In this article, originally published in Open Democracy, Corinne Torrekens, professor of political science at the Université Libre de Bruxelles, reflects on the rise of Islamophobia in Belgium and the main elements and arguments on which this discriminatory trend relies.
A recent manhunt for an armed Belgian military officer, who had threatened a prominent health expert and was suspected of preparing an attack against a mosque, revealed much about the rise of the radical Right in Belgium.
The soldier, who was deployed in operations in Afghanistan several times between 2011 and 2017, was finally found dead last month, after weeks on the run. In just a few days, a Facebook group supporting the man gathered more than 50,000 members before being deleted by the social network. One of the slogans on the page was: “The one who dares to say out loud what we think”.
Extreme Right discourses are on the rise in Belgium, especially in the Flemish-speaking part of the country, where the region’s extreme Right political party, Vlaams Belang, represents about 20% of votes.
In 2017, Theo Francken, the then state secretary for asylum and migration and a member of the nationalist party, New Flemish Alliance, published a poll about the Mediterranean sea rescue operations towards migrants on his Twitter account, before deleting it a couple of hours later. A vast majority of those who voted (approximatively 900 out of 1,000) chose to exclude Muslim castaways from rescue efforts. Polls showed his hardline stance on migration made him popular with voters but also caused the government coalition to split.
Indeed, a few weeks earlier, a poll indicated that 74% of Belgians viewed Islam as an intolerant religion, 60% saw it as a threat, 43% thought that being both Belgian and Muslim was incompatible and 40% thought Muslims had something to do with terrorism.
Restrictions on Muslims
Belgium has already experienced more than three decades of public debates around the integration of Islam itself and Muslims. Even though it may be difficult to assess the impact of such debates, what can be noticed, however, is that they have broken the barriers of what can be said in the public arena about Islam itself, and Muslims. Most of these comments focus on the public visibility of Islam and religious practices and have led to government restrictions on Muslims.
The veil is certainly the most common topic and the first to have emerged in the public debates. The arguments about it range from perceiving it as a symbol of Islamism and female submission, or on the contrary, as a symbol of agency and a public expression of faith. The arguments around it arise frequently, especially in the context of higher education and employment in public administration.

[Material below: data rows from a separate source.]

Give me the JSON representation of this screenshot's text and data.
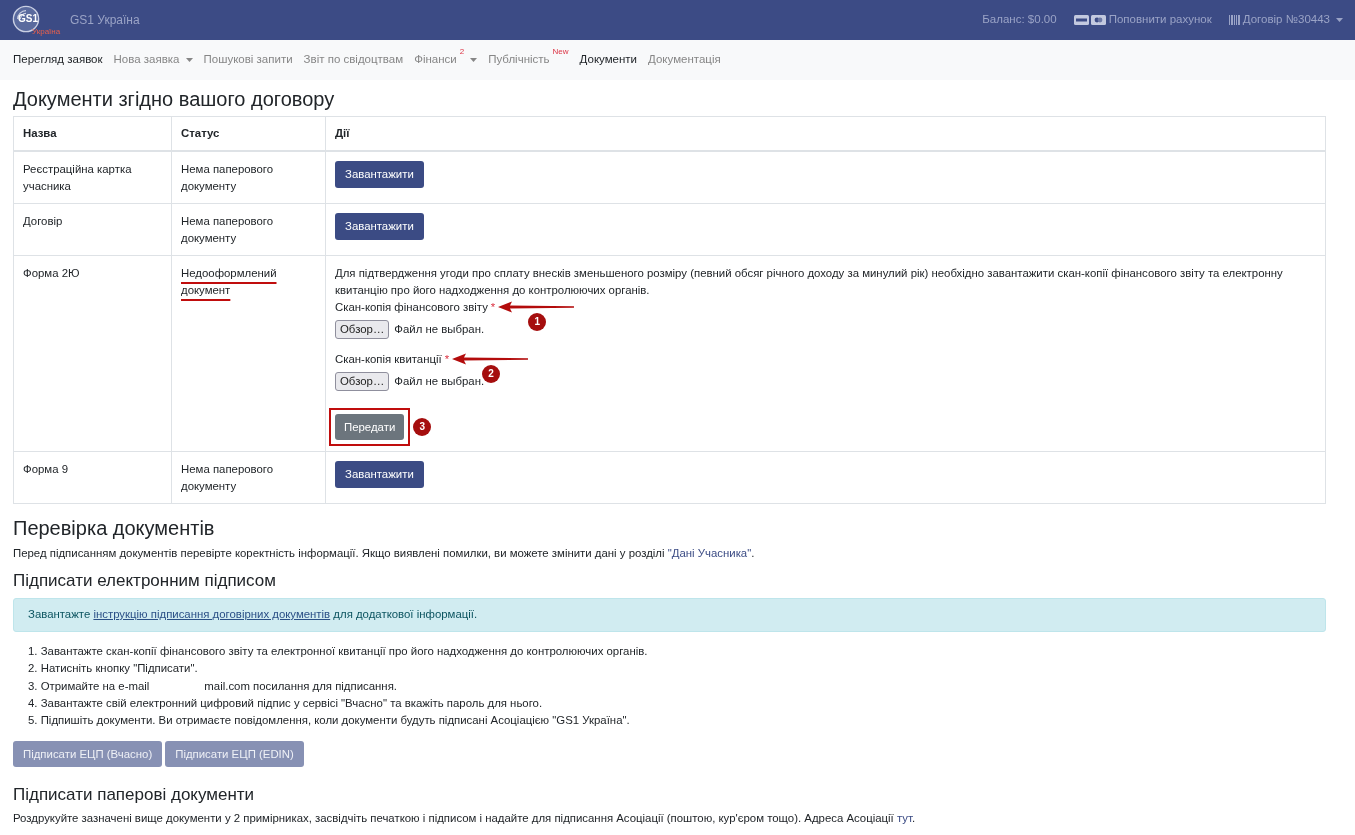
{
  "navbar": {
    "logo": {
      "mark": "GS1",
      "caption": "Україна"
    },
    "brand": "GS1 Україна",
    "balance": "Баланс: $0.00",
    "top_up": "Поповнити рахунок",
    "contract": "Договір №30443"
  },
  "menu": [
    {
      "label": "Перегляд заявок",
      "selected": true,
      "dropdown": false
    },
    {
      "label": "Нова заявка",
      "selected": false,
      "dropdown": true
    },
    {
      "label": "Пошукові запити",
      "selected": false,
      "dropdown": false
    },
    {
      "label": "Звіт по свідоцтвам",
      "selected": false,
      "dropdown": false
    },
    {
      "label": "Фінанси",
      "selected": false,
      "dropdown": true,
      "badge": "2"
    },
    {
      "label": "Публічність",
      "selected": false,
      "dropdown": false,
      "badge": "New"
    },
    {
      "label": "Документи",
      "selected": true,
      "dropdown": false
    },
    {
      "label": "Документація",
      "selected": false,
      "dropdown": false
    }
  ],
  "documents": {
    "title": "Документи згідно вашого договору",
    "columns": [
      "Назва",
      "Статус",
      "Дії"
    ],
    "rows": [
      {
        "name": "Реєстраційна картка учасника",
        "status": "Нема паперового документу",
        "highlighted": false,
        "kind": "download",
        "button": "Завантажити"
      },
      {
        "name": "Договір",
        "status": "Нема паперового документу",
        "highlighted": false,
        "kind": "download",
        "button": "Завантажити"
      },
      {
        "name": "Форма 2Ю",
        "status": "Недооформлений документ",
        "highlighted": true,
        "kind": "upload",
        "description": "Для підтвердження угоди про сплату внесків зменьшеного розміру (певний обсяг річного доходу за минулий рік) необхідно завантажити скан-копії фінансового звіту та електронну квитанцію про його надходження до контролюючих органів.",
        "fields": [
          {
            "label": "Скан-копія фінансового звіту",
            "asterisk": "*",
            "browse": "Обзор…",
            "file": "Файл не выбран.",
            "marker": "1"
          },
          {
            "label": "Скан-копія квитанції",
            "asterisk": "*",
            "browse": "Обзор…",
            "file": "Файл не выбран.",
            "marker": "2"
          }
        ],
        "submit": {
          "label": "Передати",
          "highlighted": true,
          "marker": "3"
        }
      },
      {
        "name": "Форма 9",
        "status": "Нема паперового документу",
        "highlighted": false,
        "kind": "download",
        "button": "Завантажити"
      }
    ]
  },
  "review": {
    "title": "Перевірка документів",
    "text": "Перед підписанням документів перевірте коректність інформації. Якщо виявлені помилки, ви можете змінити дані у розділі ",
    "link": "\"Дані Учасника\"",
    "text_end": "."
  },
  "e_signature": {
    "title": "Підписати електронним підписом",
    "alert": {
      "before": "Завантажте ",
      "link": "інструкцію підписання договірних документів",
      "after": " для додаткової інформації."
    },
    "steps": [
      {
        "parts": [
          "1. Завантажте скан-копії фінансового звіту та електронної квитанції про його надходження до контролюючих органів."
        ]
      },
      {
        "parts": [
          "2. Натисніть кнопку \"Підписати\"."
        ]
      },
      {
        "parts": [
          "3. Отримайте на e-mail",
          "mail.com посилання для підписання."
        ]
      },
      {
        "parts": [
          "4. Завантажте свій електронний цифровий підпис у сервісі \"Вчасно\" та вкажіть пароль для нього."
        ]
      },
      {
        "parts": [
          "5. Підпишіть документи. Ви отримаєте повідомлення, коли документи будуть підписані Асоціацією \"GS1 Україна\"."
        ]
      }
    ],
    "buttons": [
      {
        "label": "Підписати ЕЦП (Вчасно)",
        "disabled": true
      },
      {
        "label": "Підписати ЕЦП (EDIN)",
        "disabled": true
      }
    ]
  },
  "paper": {
    "title": "Підписати паперові документи",
    "text": "Роздрукуйте зазначені вище документи у 2 примірниках, засвідчіть печаткою і підписом і надайте для підписання Асоціації (поштою, кур'єром тощо). Адреса Асоціації ",
    "link": "тут",
    "text_end": "."
  }
}
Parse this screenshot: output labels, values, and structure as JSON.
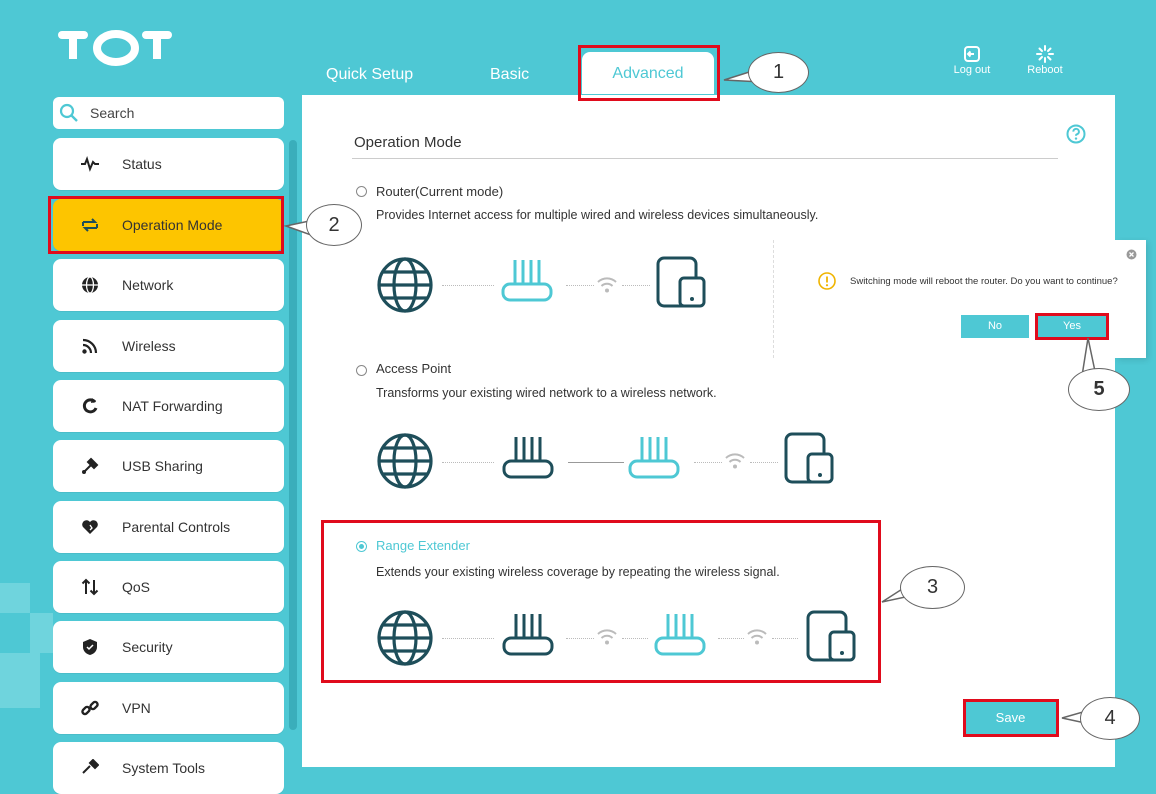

In 2012, the Constitutional Court confirmed the ban on the full-face veil after two rounds of parliamentary discussions where – quite ironically – deputies went so far as to quote Quranic verses to demonstrate the fact that it was not a religious obligation.
The religion of Islam and Muslims themselves are regularly assigned negative cultural values
In 2015, a Belgian company was granted a halal certification for its product – a well-known Belgian delicacy called “Liège syrup”, made of sugar, apple and pear juice – in order to export it to Indonesia. In response, a local politician returned his can of syrup to the company, claiming it was a “treason of our traditions” and that he would never eat it again even though no ingredients had been changed in the syrup for it to be deemed halal. The Senate president Christine Defraigne said she understood the uneasiness over this certification since “it reveals a submission to a cultural label which is not ours”.
In 2017, two regions (Flanders and Wallonia) of the complicated country that is Belgium decided to ban the ritual slaughtering that had been allowed under certain conditions and sometimes raised issues around organisation, traceability and suffering.
The main argument mobilised during this debate was that of animal wellbeing, with claims that ritual slaughtering is much more painful than non-ritual, despite ritual slaughtering only representing around 20% of all slaughtering and despite the many videos filmed by animal activists showing the hardship of animals in non-ritual slaughterhouses.
Opposed to a Belgian identity
What is clear from these debates is how the religion of Islam and Muslims themselves are regularly assigned negative cultural values (oppressive, barbarian, violent, illiberal etc.) and opposed to a naturally tolerant ‘Belgian’ identity.
In this context, over more than two decades, Islamist terrorist attacks have come to personify the threat of a new Trojan horse and the division between “us” (autochthonous non-Muslim Belgians), and “them” (those from a foreign and Muslim background).
As an example of this, a few days after the terrorist attacks of 22 March 2016, when three suicide bombings killed 32 people in Brussels Airport and a metro station in the city, Jan Jambon, the then deputy prime minister (now prime minister) and member of New Flemish Alliance, claimed that a “significant part of Muslims danced in the streets after the attacks” without any proof of his allegations.
Such an extreme Right-wing political discourse does not yet exist in the French-speaking part of the country but there too, the political debate surrounding Islam and Muslims is also deteriorating. The same as in France and the Netherlands, academics developing nuanced analysis are harassed and insulted on social media and, more importantly, are accused of playing into the hands of Islamists.
Freedom of expression is a core principle of liberal democracies and public debates have never meant consensus. However, the current degree of polarisation around Islam and Muslims – which has led not only to a lack of civility but also to threats of violence – undermines the very idea of public debate itself.